Tourisme et anti-tourisme, 1ere partie : « Connais-toi toi-même ! »

Longtemps, j’ai méprisé le voyage.

Non pas que j’y voyais un vice plus grave que dans les autres loisirs dits « démocratisés » tels que la bonne chère, la pratique des sports ou la télévision, mais j’abhorrais le fait que d’une activité moralement équivalente à celles-ci, (c’est-à-dire, pour l’essentiel du tourisme tel qu’il est vécu de nos jours, un acte de consommation), certains faisaient le summum de la vie bonne et de l’expérience spirituelle. Après tout, ma propre expérience de touriste n’avait-elle pas prouvé qu’elle était l’antithèse d’une entreprise sérieuse de dépaysement quand elle a coupé court, quelque part près de Delphes, saisie par le vertige de la solitude la plus absolue, sommet et synthèse d’une vingtaine d’années de pensées automutilatrices ? Le voyage est au fond très superficiel, me disais-je : on ne peut s’échapper à soi-même. Pire encore, nos vices et nos complexes personnels s’en retrouvent amplifiés. Tourisme mon œil, le prochain voyage, me disais-je encore, sera fait vers l’intérieur ou ne sera pas.

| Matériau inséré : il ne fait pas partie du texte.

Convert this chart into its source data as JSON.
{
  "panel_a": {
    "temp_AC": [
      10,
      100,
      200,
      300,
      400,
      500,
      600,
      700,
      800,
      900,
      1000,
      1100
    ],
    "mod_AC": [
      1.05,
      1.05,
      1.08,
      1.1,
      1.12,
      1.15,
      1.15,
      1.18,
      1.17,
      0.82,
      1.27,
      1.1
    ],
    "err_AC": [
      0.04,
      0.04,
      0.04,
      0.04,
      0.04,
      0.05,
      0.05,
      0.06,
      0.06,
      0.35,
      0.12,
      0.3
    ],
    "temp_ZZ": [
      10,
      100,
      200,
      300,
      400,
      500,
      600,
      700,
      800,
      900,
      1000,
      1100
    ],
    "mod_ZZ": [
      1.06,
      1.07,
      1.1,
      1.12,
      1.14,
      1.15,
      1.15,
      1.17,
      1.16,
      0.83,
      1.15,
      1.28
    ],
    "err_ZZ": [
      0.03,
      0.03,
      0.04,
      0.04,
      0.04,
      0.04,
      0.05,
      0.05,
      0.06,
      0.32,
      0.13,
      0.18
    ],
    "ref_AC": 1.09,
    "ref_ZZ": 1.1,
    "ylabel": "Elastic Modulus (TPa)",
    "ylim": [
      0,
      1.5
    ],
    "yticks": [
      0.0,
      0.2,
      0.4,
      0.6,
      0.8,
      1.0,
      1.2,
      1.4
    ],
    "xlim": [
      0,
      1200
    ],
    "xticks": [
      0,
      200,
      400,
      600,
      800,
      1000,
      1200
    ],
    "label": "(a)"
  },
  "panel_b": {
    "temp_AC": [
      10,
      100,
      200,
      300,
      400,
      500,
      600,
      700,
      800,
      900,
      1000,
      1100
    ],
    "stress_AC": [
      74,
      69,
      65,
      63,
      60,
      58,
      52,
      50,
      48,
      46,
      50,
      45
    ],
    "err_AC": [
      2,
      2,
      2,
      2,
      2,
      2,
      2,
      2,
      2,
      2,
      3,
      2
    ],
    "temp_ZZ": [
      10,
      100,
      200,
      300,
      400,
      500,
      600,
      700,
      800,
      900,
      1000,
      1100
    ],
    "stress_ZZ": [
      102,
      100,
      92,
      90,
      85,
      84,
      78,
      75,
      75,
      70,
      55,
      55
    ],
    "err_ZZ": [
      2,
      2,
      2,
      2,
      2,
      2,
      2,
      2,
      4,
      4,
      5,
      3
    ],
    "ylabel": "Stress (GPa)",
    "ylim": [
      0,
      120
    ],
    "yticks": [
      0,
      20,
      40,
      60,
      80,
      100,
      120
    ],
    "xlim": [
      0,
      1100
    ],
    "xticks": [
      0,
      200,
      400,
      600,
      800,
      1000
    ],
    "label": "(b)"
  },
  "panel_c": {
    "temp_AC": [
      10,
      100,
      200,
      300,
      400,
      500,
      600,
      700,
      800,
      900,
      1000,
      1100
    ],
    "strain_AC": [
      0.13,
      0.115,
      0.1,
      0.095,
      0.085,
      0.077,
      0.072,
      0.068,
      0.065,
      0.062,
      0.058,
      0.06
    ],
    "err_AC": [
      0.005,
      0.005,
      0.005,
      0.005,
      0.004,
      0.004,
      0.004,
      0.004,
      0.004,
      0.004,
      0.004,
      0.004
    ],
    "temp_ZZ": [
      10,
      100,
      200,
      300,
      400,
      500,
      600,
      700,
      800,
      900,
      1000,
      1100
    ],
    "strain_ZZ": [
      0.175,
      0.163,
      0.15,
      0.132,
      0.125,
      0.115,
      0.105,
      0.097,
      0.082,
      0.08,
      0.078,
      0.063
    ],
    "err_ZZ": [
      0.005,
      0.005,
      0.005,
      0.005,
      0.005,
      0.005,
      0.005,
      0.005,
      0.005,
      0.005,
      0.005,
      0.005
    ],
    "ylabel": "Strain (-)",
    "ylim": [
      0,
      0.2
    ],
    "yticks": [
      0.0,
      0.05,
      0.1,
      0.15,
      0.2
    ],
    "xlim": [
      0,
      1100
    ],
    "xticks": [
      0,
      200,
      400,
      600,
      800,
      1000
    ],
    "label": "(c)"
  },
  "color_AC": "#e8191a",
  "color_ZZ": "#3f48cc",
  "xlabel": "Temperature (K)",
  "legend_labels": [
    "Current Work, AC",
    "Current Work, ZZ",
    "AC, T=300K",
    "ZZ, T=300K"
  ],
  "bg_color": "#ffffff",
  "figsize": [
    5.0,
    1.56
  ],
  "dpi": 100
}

Pendant des années, je me suis moquée de ces gens qui disaient avoir « évolué » en voyage, avoir appris sur eux-mêmes, avoir changé, etc. Comment le voyage pouvait-il bien être le lieu du renversement de soi quand il était plutôt celui de la satisfaction de soi ? Les gens partaient, remplissaient leurs yeux de belles images, leurs oreilles de musiques exotiques qu’ils méprisaient secrètement mais qui les divertissaient à bon prix, leurs ventres de bouffe trop grasse et de vin, leur tête de toutes sortes de souvenirs futiles visant à leur faire oublier combien leur vie n’avait pas de sens et combien ces voyages mêmes n’étaient que des permissions en laisse hors de leur cage originelle. Ils revenaient, pleins de condescendance envers les locaux mais combien heureux d’avoir participé à la « rencontre des cultures ». Ainsi, le principal intérêt du voyage demeurait l’illusion de la satisfaction et du progrès personnel. De toute façon, la vie est si dure. L’avantage concurrentiel des rêveurs est qu’ils n’ont pas besoin de voyager pour se raconter des histoires et s’illusionner.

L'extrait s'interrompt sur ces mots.